Tuesday, September 7, 2010

Dimapur - fashion capital of the North East

North-east India is home to several tribes, dialects and hard-to-dispel myths along with poor road connectivity which makes it challenging for a traveler to explore and document. But my intent behind travelling in the North-east was not to study any wildlife, geography or tribes but to observe a very different aspect of the North-east namely fashion!

For a long time I have wondered how the fashion sense of the girls from the north-east is so well-honed and hip and it was coincidental that my interest in their fashion origins happened to climax at a time when there was an opportunity to visit this lesser known part of India. I had no particular destination in mind and instead decided to follow my nose much like the proverbial Therouxian traveler who doesn’t know where he is going.

I decided to start at Shillong, which is a three-hour Sumo ride from Guwahati and a pleasant hill-station with scenic excursions to Cherrapunji and Mawlynnlong. While the excursions were enticing in their own way, I didn’t want to digress from my quest and there were enough young girls wearing tight, short skirts and figure-hugging pants to keep me busy. Even girls in school uniforms and managed to look chic in their pleated skirts and pressed jackets! The less said about the shabbily and baggily dressed boys the better, so I decided to focus on the well-groomed girls only. A casual conversation with Shelly who was buying little red berries from a street vendor revealed an interesting fact – that the fashion capital of the North-east is not Shillong, but Dimapur!

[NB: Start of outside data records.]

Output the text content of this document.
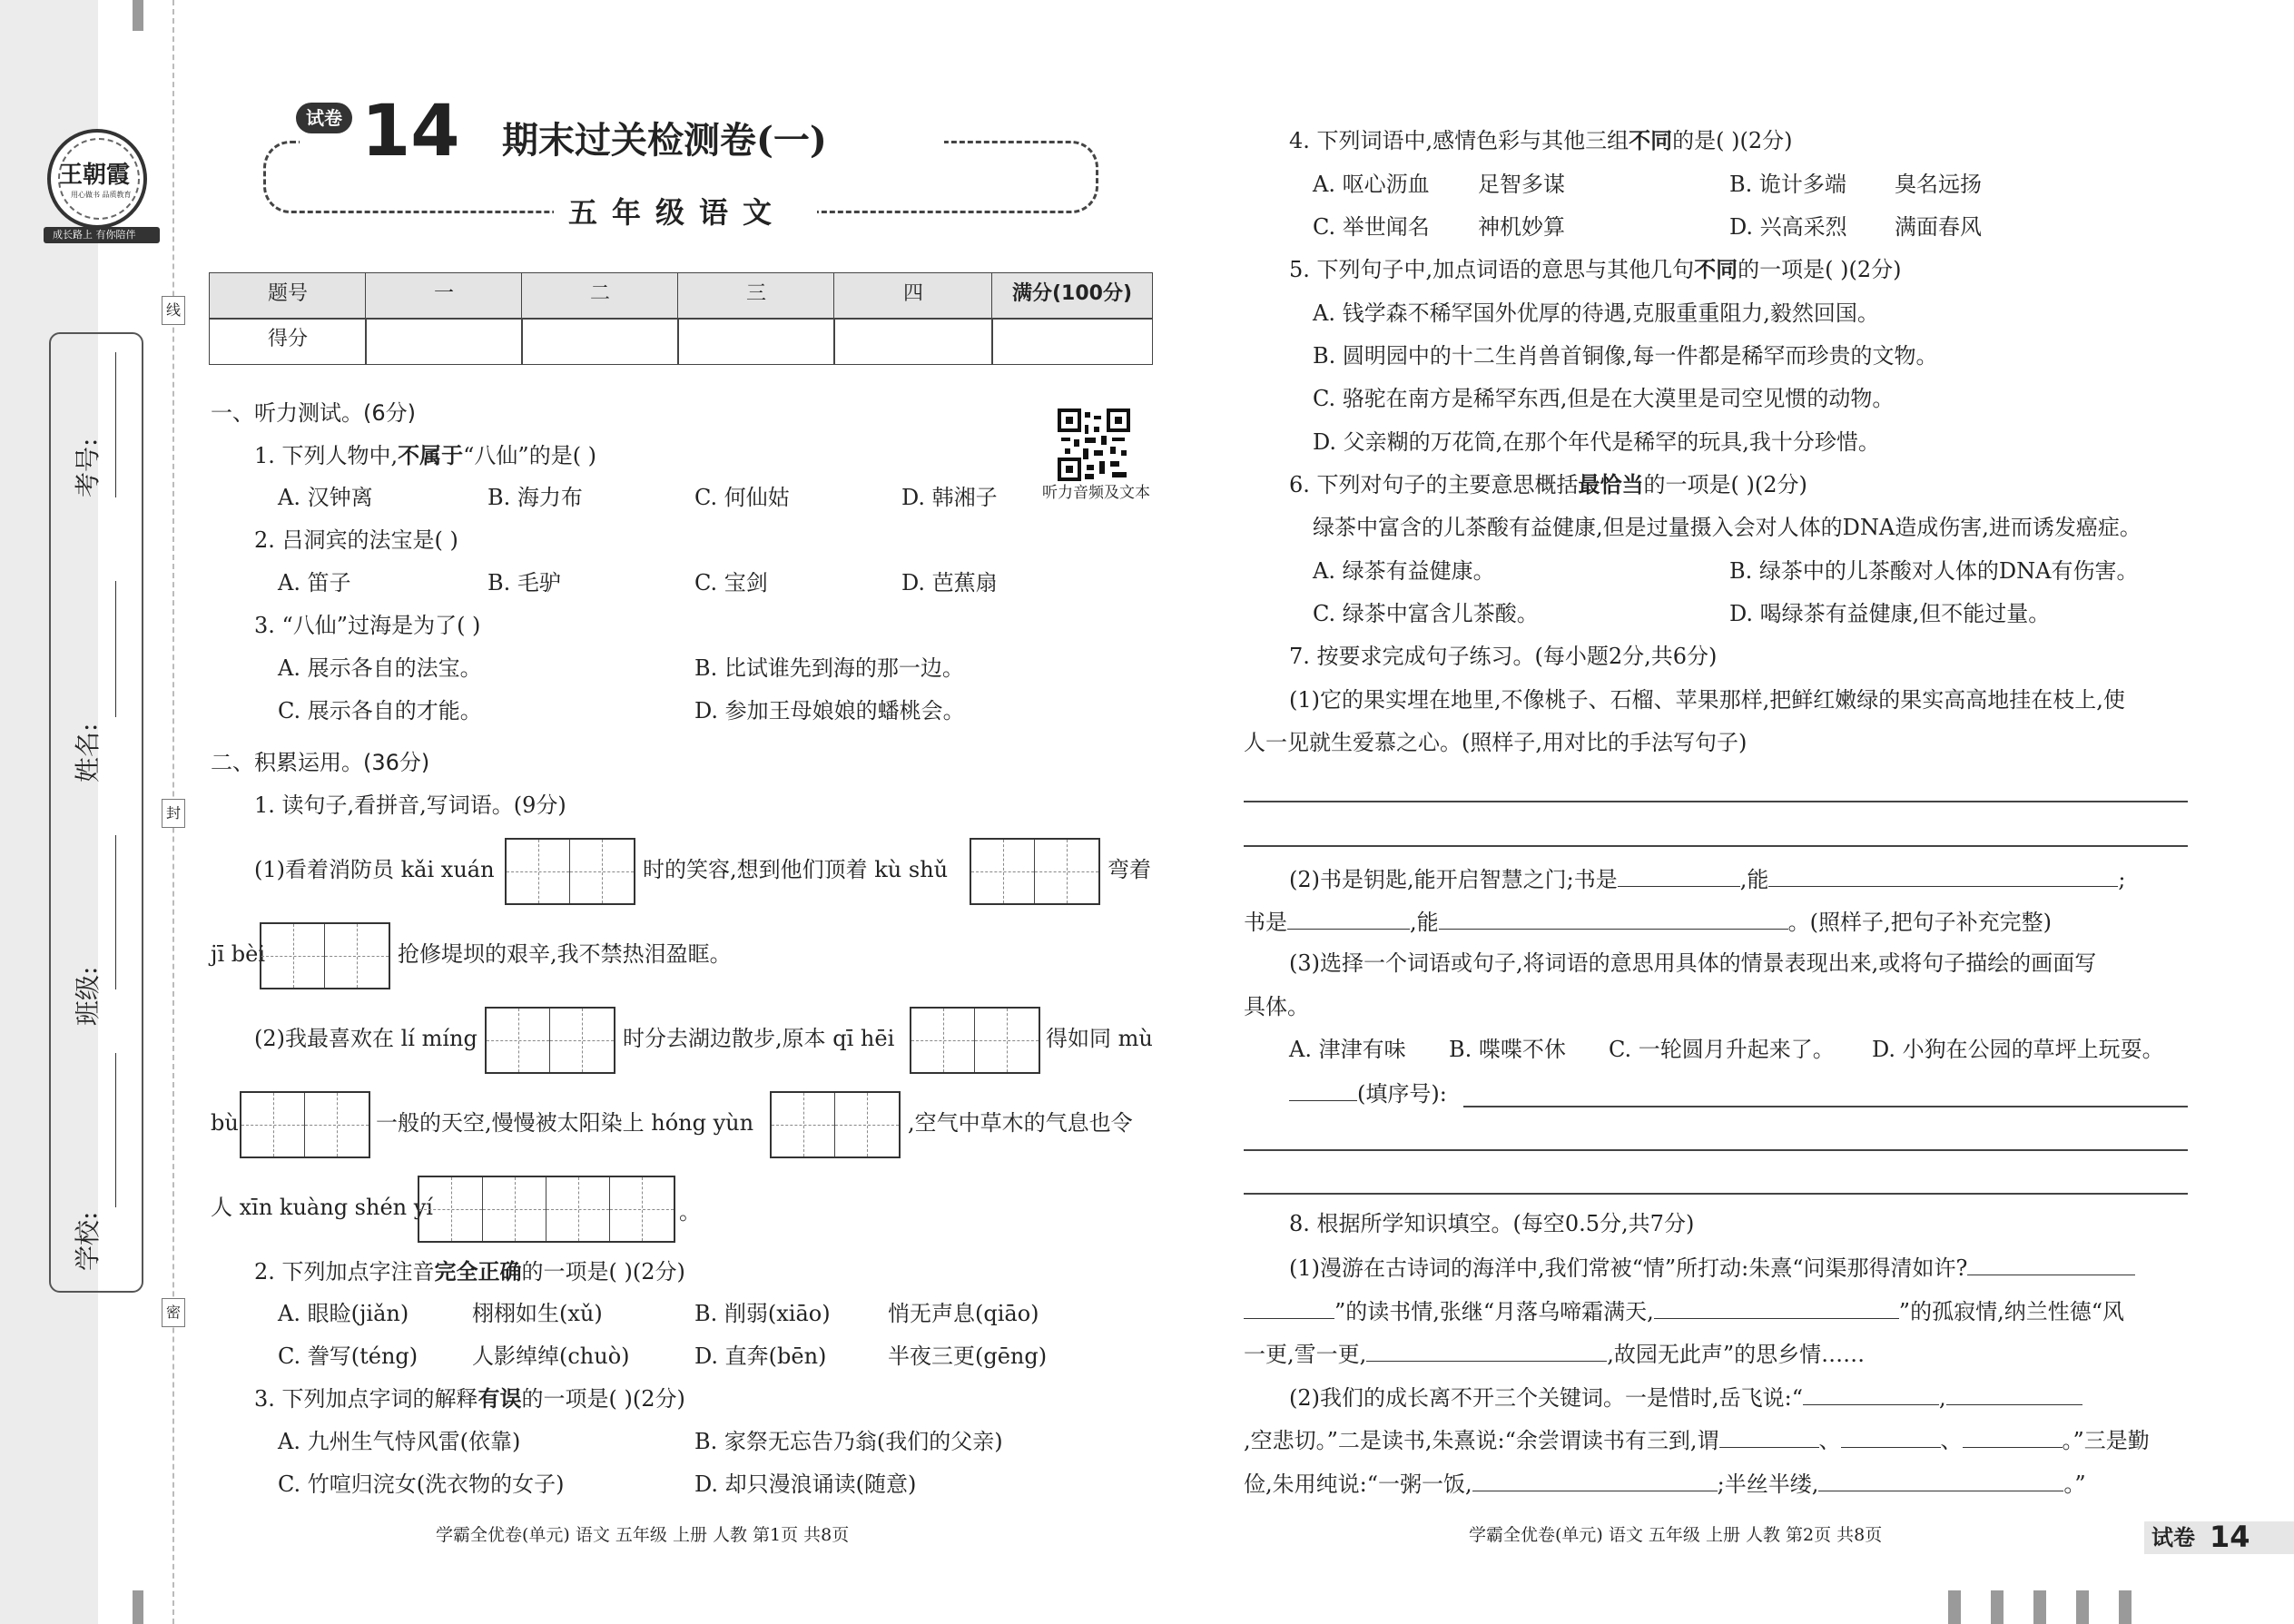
王朝霞
用心做书 品质教育
成长路上 有你陪伴
考号:
姓名:
班级:
学校:
线
封
密
试卷 14 期末过关检测卷(一)
五年级语文
题号	一	二	三	四	满分(100分)
得分
听力音频及文本
一、听力测试。(6分)
1. 下列人物中,不属于“八仙”的是( )
A. 汉钟离	B. 海力布	C. 何仙姑	D. 韩湘子
2. 吕洞宾的法宝是( )
A. 笛子	B. 毛驴	C. 宝剑	D. 芭蕉扇
3. “八仙”过海是为了( )
A. 展示各自的法宝。	B. 比试谁先到海的那一边。
C. 展示各自的才能。	D. 参加王母娘娘的蟠桃会。
二、积累运用。(36分)
1. 读句子,看拼音,写词语。(9分)
(1)看着消防员 kǎi xuán	时的笑容,想到他们顶着 kù shǔ	弯着
jī bèi	抢修堤坝的艰辛,我不禁热泪盈眶。
(2)我最喜欢在 lí míng	时分去湖边散步,原本 qī hēi	得如同 mù
bù	一般的天空,慢慢被太阳染上 hóng yùn	,空气中草木的气息也令
人 xīn kuàng shén yí	。
2. 下列加点字注音完全正确的一项是( )(2分)
A. 眼睑(jiǎn)	栩栩如生(xǔ)	B. 削弱(xiāo)	悄无声息(qiāo)
C. 誊写(téng) 人影绰绰(chuò)	D. 直奔(bēn)	半夜三更(gēng)
3. 下列加点字词的解释有误的一项是( )(2分)
A. 九州生气恃风雷(依靠)	B. 家祭无忘告乃翁(我们的父亲)
C. 竹喧归浣女(洗衣物的女子)	D. 却只漫浪诵读(随意)
学霸全优卷(单元) 语文 五年级 上册 人教 第1页 共8页
4. 下列词语中,感情色彩与其他三组不同的是( )(2分)
A. 呕心沥血 足智多谋	B. 诡计多端 臭名远扬
C. 举世闻名 神机妙算	D. 兴高采烈 满面春风
5. 下列句子中,加点词语的意思与其他几句不同的一项是( )(2分)
A. 钱学森不稀罕国外优厚的待遇,克服重重阻力,毅然回国。
B. 圆明园中的十二生肖兽首铜像,每一件都是稀罕而珍贵的文物。
C. 骆驼在南方是稀罕东西,但是在大漠里是司空见惯的动物。
D. 父亲糊的万花筒,在那个年代是稀罕的玩具,我十分珍惜。
6. 下列对句子的主要意思概括最恰当的一项是( )(2分)
绿茶中富含的儿茶酸有益健康,但是过量摄入会对人体的DNA造成伤害,进而诱发癌症。
A. 绿茶有益健康。	B. 绿茶中的儿茶酸对人体的DNA有伤害。
C. 绿茶中富含儿茶酸。	D. 喝绿茶有益健康,但不能过量。
7. 按要求完成句子练习。(每小题2分,共6分)
(1)它的果实埋在地里,不像桃子、石榴、苹果那样,把鲜红嫩绿的果实高高地挂在枝上,使
人一见就生爱慕之心。(照样子,用对比的手法写句子)
(2)书是钥匙,能开启智慧之门;书是	,能	;
书是	,能	。(照样子,把句子补充完整)
(3)选择一个词语或句子,将词语的意思用具体的情景表现出来,或将句子描绘的画面写
具体。
A. 津津有味 B. 喋喋不休 C. 一轮圆月升起来了。 D. 小狗在公园的草坪上玩耍。
(填序号):
8. 根据所学知识填空。(每空0.5分,共7分)
(1)漫游在古诗词的海洋中,我们常被“情”所打动:朱熹“问渠那得清如许?
”的读书情,张继“月落乌啼霜满天,	”的孤寂情,纳兰性德“风
一更,雪一更,	,故园无此声”的思乡情……
(2)我们的成长离不开三个关键词。一是惜时,岳飞说:“	,
,空悲切。”二是读书,朱熹说:“余尝谓读书有三到,谓	、	、	。”三是勤
俭,朱用纯说:“一粥一饭,	;半丝半缕,	。”
学霸全优卷(单元) 语文 五年级 上册 人教 第2页 共8页	试卷 14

With intense curiousity I took the train to Dimapur to learn more about this cultural anomaly. I must admit that I wasn’t disappointed when I saw a pretty girl walking around in a mini-skirt in the railway station at 2am! The waiting room in the railway station was choc-a-bloc with students going home and there was no shortage of willing conversationalists. A few hours of questions, mirth and wise-cracks later, I could formulate my deductions without feeling the need to step out of the railway station.

In my opinion, the reasons for a high style quotient in the North-east are multi-fold – a) Khasi and Naga women are naturally blessed with features and bodies that suits western styles of clothing b) Being predominantly Christian, the society does not frown upon western clothing choices and c) they have easy access to the latest plagiarized styles coming in from China and Japan.

Satisfied with the explanations I left the small town of Dimapur but not before I caught a halter-neck clad teen stepping out of a train into the milling crowd of not-so-trendy porters and travelers.